La photo peut aussi se négocier. On pourra prendre l'artisan auquel on achète quelque-chose, ou les enfants qui auront reçu chacun une pièce de 25 ou 50 francs.
Le contraste entre les vues de rues désertes et la foule qui les peuplent habituellement est alors saisissant, le soir, en passant en revue les prises de la journée. Comme si le photographe n'évoluait pas dans le même monde que le voyageur. L'un saisit les sites durant les rares moment où personne ne semble les habiter et l'autre se plonge dans une vie grouillante et fourmillante.
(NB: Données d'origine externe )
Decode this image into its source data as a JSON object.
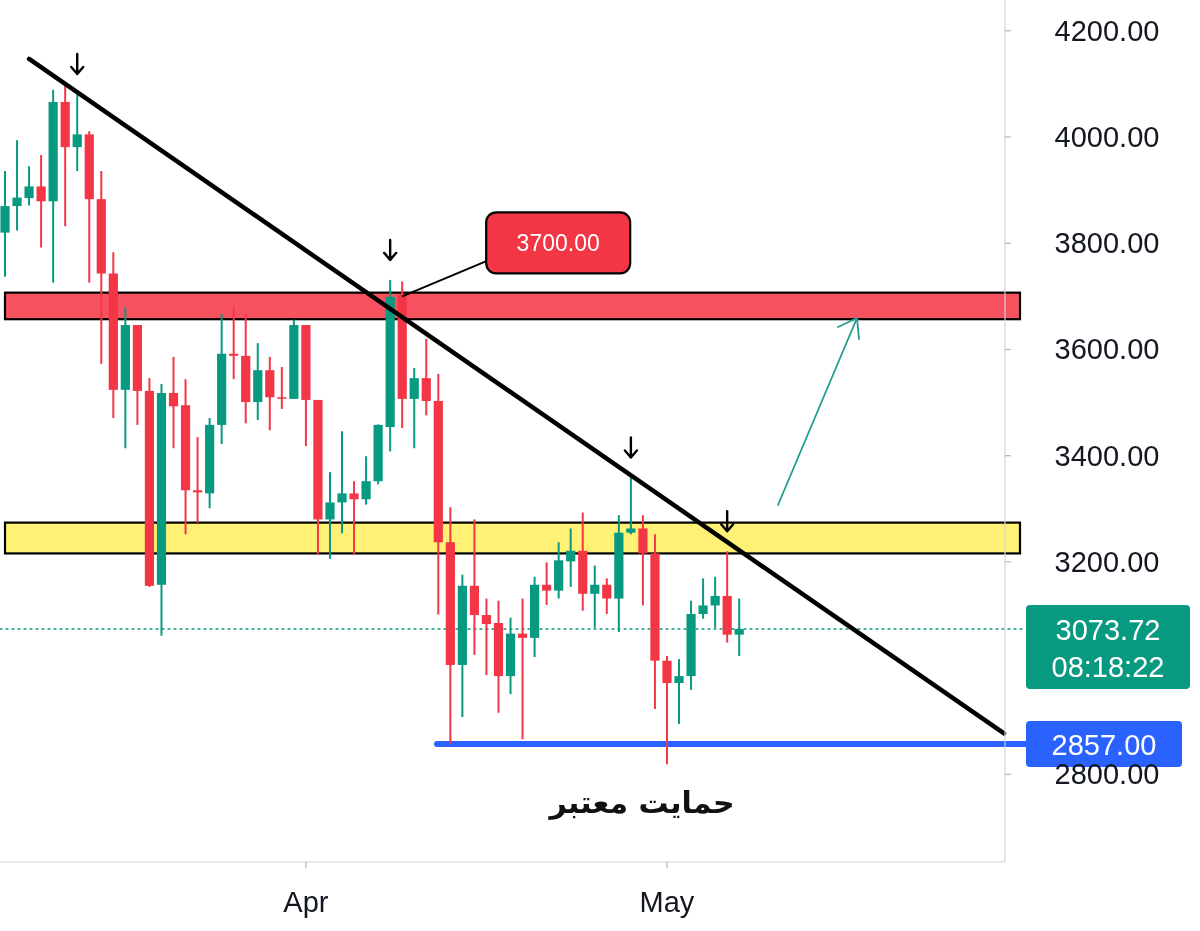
{
  "chart_data": {
    "type": "candlestick",
    "x": [
      "--03-07",
      "--03-08",
      "--03-09",
      "--03-10",
      "--03-11",
      "--03-12",
      "--03-13",
      "--03-14",
      "--03-15",
      "--03-16",
      "--03-17",
      "--03-18",
      "--03-19",
      "--03-20",
      "--03-21",
      "--03-22",
      "--03-23",
      "--03-24",
      "--03-25",
      "--03-26",
      "--03-27",
      "--03-28",
      "--03-29",
      "--03-30",
      "--03-31",
      "--04-01",
      "--04-02",
      "--04-03",
      "--04-04",
      "--04-05",
      "--04-06",
      "--04-07",
      "--04-08",
      "--04-09",
      "--04-10",
      "--04-11",
      "--04-12",
      "--04-13",
      "--04-14",
      "--04-15",
      "--04-16",
      "--04-17",
      "--04-18",
      "--04-19",
      "--04-20",
      "--04-21",
      "--04-22",
      "--04-23",
      "--04-24",
      "--04-25",
      "--04-26",
      "--04-27",
      "--04-28",
      "--04-29",
      "--04-30",
      "--05-01",
      "--05-02",
      "--05-03",
      "--05-04",
      "--05-05",
      "--05-06",
      "--05-07"
    ],
    "ohlc": [
      [
        3820,
        3936,
        3737,
        3870
      ],
      [
        3870,
        3994,
        3824,
        3886
      ],
      [
        3885,
        3945,
        3871,
        3907
      ],
      [
        3907,
        3966,
        3792,
        3879
      ],
      [
        3879,
        4089,
        3726,
        4066
      ],
      [
        4066,
        4096,
        3832,
        3981
      ],
      [
        3981,
        4081,
        3936,
        4005
      ],
      [
        4005,
        4011,
        3726,
        3883
      ],
      [
        3883,
        3936,
        3573,
        3743
      ],
      [
        3743,
        3783,
        3471,
        3524
      ],
      [
        3524,
        3679,
        3414,
        3646
      ],
      [
        3646,
        3646,
        3458,
        3522
      ],
      [
        3522,
        3546,
        3153,
        3155
      ],
      [
        3157,
        3535,
        3061,
        3518
      ],
      [
        3518,
        3586,
        3414,
        3493
      ],
      [
        3495,
        3544,
        3252,
        3335
      ],
      [
        3335,
        3435,
        3274,
        3331
      ],
      [
        3329,
        3471,
        3301,
        3458
      ],
      [
        3458,
        3667,
        3422,
        3592
      ],
      [
        3592,
        3679,
        3544,
        3588
      ],
      [
        3588,
        3667,
        3461,
        3501
      ],
      [
        3501,
        3612,
        3467,
        3561
      ],
      [
        3561,
        3586,
        3448,
        3510
      ],
      [
        3510,
        3567,
        3488,
        3508
      ],
      [
        3507,
        3656,
        3507,
        3646
      ],
      [
        3646,
        3646,
        3418,
        3505
      ],
      [
        3505,
        3505,
        3214,
        3280
      ],
      [
        3280,
        3369,
        3206,
        3312
      ],
      [
        3312,
        3446,
        3254,
        3329
      ],
      [
        3329,
        3352,
        3214,
        3318
      ],
      [
        3318,
        3399,
        3308,
        3352
      ],
      [
        3352,
        3459,
        3346,
        3458
      ],
      [
        3454,
        3731,
        3408,
        3699
      ],
      [
        3703,
        3728,
        3452,
        3507
      ],
      [
        3507,
        3565,
        3414,
        3546
      ],
      [
        3546,
        3620,
        3476,
        3503
      ],
      [
        3503,
        3554,
        3101,
        3237
      ],
      [
        3237,
        3303,
        2857,
        3006
      ],
      [
        3006,
        3176,
        2908,
        3155
      ],
      [
        3155,
        3280,
        3025,
        3100
      ],
      [
        3100,
        3131,
        2987,
        3083
      ],
      [
        3085,
        3127,
        2916,
        2985
      ],
      [
        2985,
        3095,
        2951,
        3065
      ],
      [
        3065,
        3131,
        2866,
        3057
      ],
      [
        3057,
        3172,
        3021,
        3157
      ],
      [
        3157,
        3199,
        3119,
        3146
      ],
      [
        3146,
        3237,
        3131,
        3203
      ],
      [
        3201,
        3263,
        3153,
        3221
      ],
      [
        3221,
        3293,
        3108,
        3140
      ],
      [
        3140,
        3193,
        3076,
        3157
      ],
      [
        3157,
        3169,
        3102,
        3131
      ],
      [
        3131,
        3288,
        3068,
        3255
      ],
      [
        3255,
        3359,
        3252,
        3263
      ],
      [
        3263,
        3288,
        3118,
        3216
      ],
      [
        3216,
        3252,
        2923,
        3014
      ],
      [
        3014,
        3023,
        2819,
        2972
      ],
      [
        2972,
        3017,
        2895,
        2985
      ],
      [
        2985,
        3127,
        2959,
        3102
      ],
      [
        3102,
        3169,
        3093,
        3118
      ],
      [
        3118,
        3172,
        3076,
        3136
      ],
      [
        3136,
        3220,
        3048,
        3063
      ],
      [
        3063,
        3131,
        3023,
        3073.72
      ]
    ],
    "colors": [
      "#089981",
      "#089981",
      "#089981",
      "#f23645",
      "#089981",
      "#f23645",
      "#089981",
      "#f23645",
      "#f23645",
      "#f23645",
      "#089981",
      "#f23645",
      "#f23645",
      "#089981",
      "#f23645",
      "#f23645",
      "#f23645",
      "#089981",
      "#089981",
      "#f23645",
      "#f23645",
      "#089981",
      "#f23645",
      "#f23645",
      "#089981",
      "#f23645",
      "#f23645",
      "#089981",
      "#089981",
      "#f23645",
      "#089981",
      "#089981",
      "#089981",
      "#f23645",
      "#089981",
      "#f23645",
      "#f23645",
      "#f23645",
      "#089981",
      "#f23645",
      "#f23645",
      "#f23645",
      "#089981",
      "#f23645",
      "#089981",
      "#f23645",
      "#089981",
      "#089981",
      "#f23645",
      "#089981",
      "#f23645",
      "#089981",
      "#089981",
      "#f23645",
      "#f23645",
      "#f23645",
      "#089981",
      "#089981",
      "#089981",
      "#089981",
      "#f23645",
      "#089981"
    ],
    "series": [
      {
        "type": "line",
        "color": "#000000",
        "x": [
          "--03-09",
          "--05-29"
        ],
        "values": [
          4147,
          2877
        ]
      }
    ],
    "xlim": [
      "--03-07",
      "--05-29"
    ],
    "ylim": [
      2635,
      4258
    ],
    "xticks": [
      {
        "value": "--04-01",
        "label": "Apr"
      },
      {
        "value": "--05-01",
        "label": "May"
      }
    ],
    "yticks": [
      {
        "value": 2800,
        "label": "2800.00"
      },
      {
        "value": 3200,
        "label": "3200.00"
      },
      {
        "value": 3400,
        "label": "3400.00"
      },
      {
        "value": 3600,
        "label": "3600.00"
      },
      {
        "value": 3800,
        "label": "3800.00"
      },
      {
        "value": 4000,
        "label": "4000.00"
      },
      {
        "value": 4200,
        "label": "4200.00"
      }
    ],
    "bands": [
      {
        "axis": "y",
        "from": 3216,
        "to": 3274,
        "color": "#fff176"
      },
      {
        "axis": "y",
        "from": 3657,
        "to": 3707,
        "color": "#f7525f"
      }
    ],
    "ref_lines": [
      {
        "axis": "y",
        "value": 3073.72,
        "label": "3073.72",
        "color": "#089981",
        "line_style": "dotted"
      },
      {
        "axis": "y",
        "value": 2857,
        "label": "2857.00",
        "color": "#2962ff",
        "line_style": "solid"
      }
    ],
    "annotations": [
      {
        "text": "3700.00",
        "x": "--04-09",
        "y": 3700
      },
      "08:18:22",
      "حمایت معتبر"
    ]
  }
}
Certaines personnes timides n'osent pas refuser, surtout les jeunes filles en présence de l'homme plus âgé que je suis. Comme cette herboriste au marché de Ouaga, qui détourne la tête au moment où je déclenche.

15 avril 2009

La femme africaine marche, marche, marche et vit courbée

Où que l'on soit, sur une route, une piste, en ville ou dans les champs, des femmes marchent, toujours chargées. Le plus souvent d'un bébé dans le dos et d'un poids sur la tête, posé en équilibre. Il peut ne s'agir que de trois mangues, mais généralement d'un poids bien plus conséquent, comme une large bassin d'eau remplie à ras bord et dont pas la moindre goutte ne s'échappera au cours du trajet, toujours semé d'embuches: un camion qui klaxonne pour chasser cyclistes, charrettes et piétons sur le bas côté, un terrain accidenté, un troupeau de chèvres qui vient en courant en sens inverse. Les seules femmes immobiles sont celles qui vendent au marché ce qu'elles y ont apporté... en marchant.
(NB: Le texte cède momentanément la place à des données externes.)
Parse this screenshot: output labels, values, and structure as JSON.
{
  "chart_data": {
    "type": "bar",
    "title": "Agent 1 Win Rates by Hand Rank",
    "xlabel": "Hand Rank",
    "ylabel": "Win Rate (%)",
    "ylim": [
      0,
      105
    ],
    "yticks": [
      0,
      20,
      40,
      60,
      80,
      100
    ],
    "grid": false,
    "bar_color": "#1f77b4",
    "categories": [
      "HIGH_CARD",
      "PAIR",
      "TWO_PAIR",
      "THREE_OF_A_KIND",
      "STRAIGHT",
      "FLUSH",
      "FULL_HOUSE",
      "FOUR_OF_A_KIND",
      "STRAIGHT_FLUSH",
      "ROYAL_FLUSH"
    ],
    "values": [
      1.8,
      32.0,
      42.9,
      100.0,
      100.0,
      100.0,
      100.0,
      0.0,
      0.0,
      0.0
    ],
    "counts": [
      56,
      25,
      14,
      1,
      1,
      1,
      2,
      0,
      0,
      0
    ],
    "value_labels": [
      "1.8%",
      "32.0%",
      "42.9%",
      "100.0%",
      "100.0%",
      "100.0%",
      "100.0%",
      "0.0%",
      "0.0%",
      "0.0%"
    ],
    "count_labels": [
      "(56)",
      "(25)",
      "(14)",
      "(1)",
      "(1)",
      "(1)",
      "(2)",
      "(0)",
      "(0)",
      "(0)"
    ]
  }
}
La charge sur la tête, qui tient sur un simple bout de tissus transformant l'arrondi du crâne en une petite surface plane, surprend toujours l'Européen à tendance voutée. Elle oblige les femmes à une droiture d'une grande beauté, qu'elle soit le fait d'une jeune fille ou d'une grand-mère. La cambrure est obligatoire et le corps bouge sans que la tête ne fasse le moindre mouvement. Je dis un jour mon admiration à l'une de ces femmes que je vois boire avec une bassine d'eau sur le crâne, sans pencher la tête ni rien renverser de sa charge. Elle commence à sourire, s'arrête aussi soudainement et me dit qu'elle peut sans problème boire ainsi, mais que rire de mes propos risquerait de faire tomber son eau...
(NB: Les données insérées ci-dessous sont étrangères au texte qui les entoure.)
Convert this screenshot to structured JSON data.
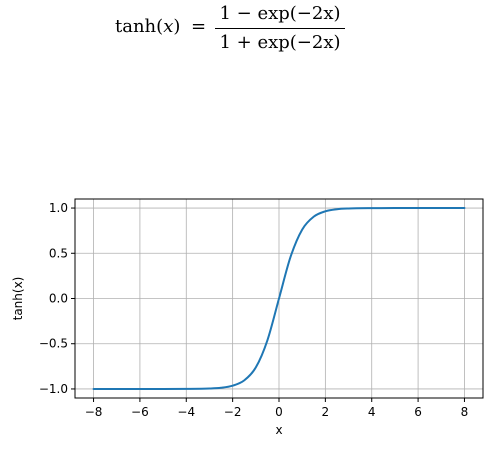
{
  "formula": {
    "lhs": "tanh(x)",
    "equals": "=",
    "numerator": "1 − exp(−2x)",
    "denominator": "1 + exp(−2x)"
  },
  "chart_data": {
    "type": "line",
    "title": "",
    "xlabel": "x",
    "ylabel": "tanh(x)",
    "xlim": [
      -8.8,
      8.8
    ],
    "ylim": [
      -1.1,
      1.1
    ],
    "xticks": [
      -8,
      -6,
      -4,
      -2,
      0,
      2,
      4,
      6,
      8
    ],
    "yticks": [
      -1.0,
      -0.5,
      0.0,
      0.5,
      1.0
    ],
    "xtick_labels": [
      "−8",
      "−6",
      "−4",
      "−2",
      "0",
      "2",
      "4",
      "6",
      "8"
    ],
    "ytick_labels": [
      "−1.0",
      "−0.5",
      "0.0",
      "0.5",
      "1.0"
    ],
    "grid": true,
    "series": [
      {
        "color": "#1f77b4",
        "x": [
          -8,
          -6,
          -4,
          -3,
          -2.5,
          -2,
          -1.5,
          -1,
          -0.5,
          0,
          0.5,
          1,
          1.5,
          2,
          2.5,
          3,
          4,
          6,
          8
        ],
        "y": [
          -1.0,
          -1.0,
          -0.999,
          -0.995,
          -0.987,
          -0.964,
          -0.905,
          -0.762,
          -0.462,
          0.0,
          0.462,
          0.762,
          0.905,
          0.964,
          0.987,
          0.995,
          0.999,
          1.0,
          1.0
        ]
      }
    ]
  }
}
Quand elle ne marche pas, la femme africaine est courbée, parfois accroupie, plus rarement assise sur un petit banc, face à son travail. Préparer le feu, balayer la cour, cuisiner, sont autant d'activités dont le centre de gravité est au sol et qui se font en étant simplement plié en deux, mains au niveau des mollets. Elles peuvent passer des heures ainsi sans émettre la moindre plainte, comme l'inversion de la droiture qu'elles affichaient peut de temps auparavant.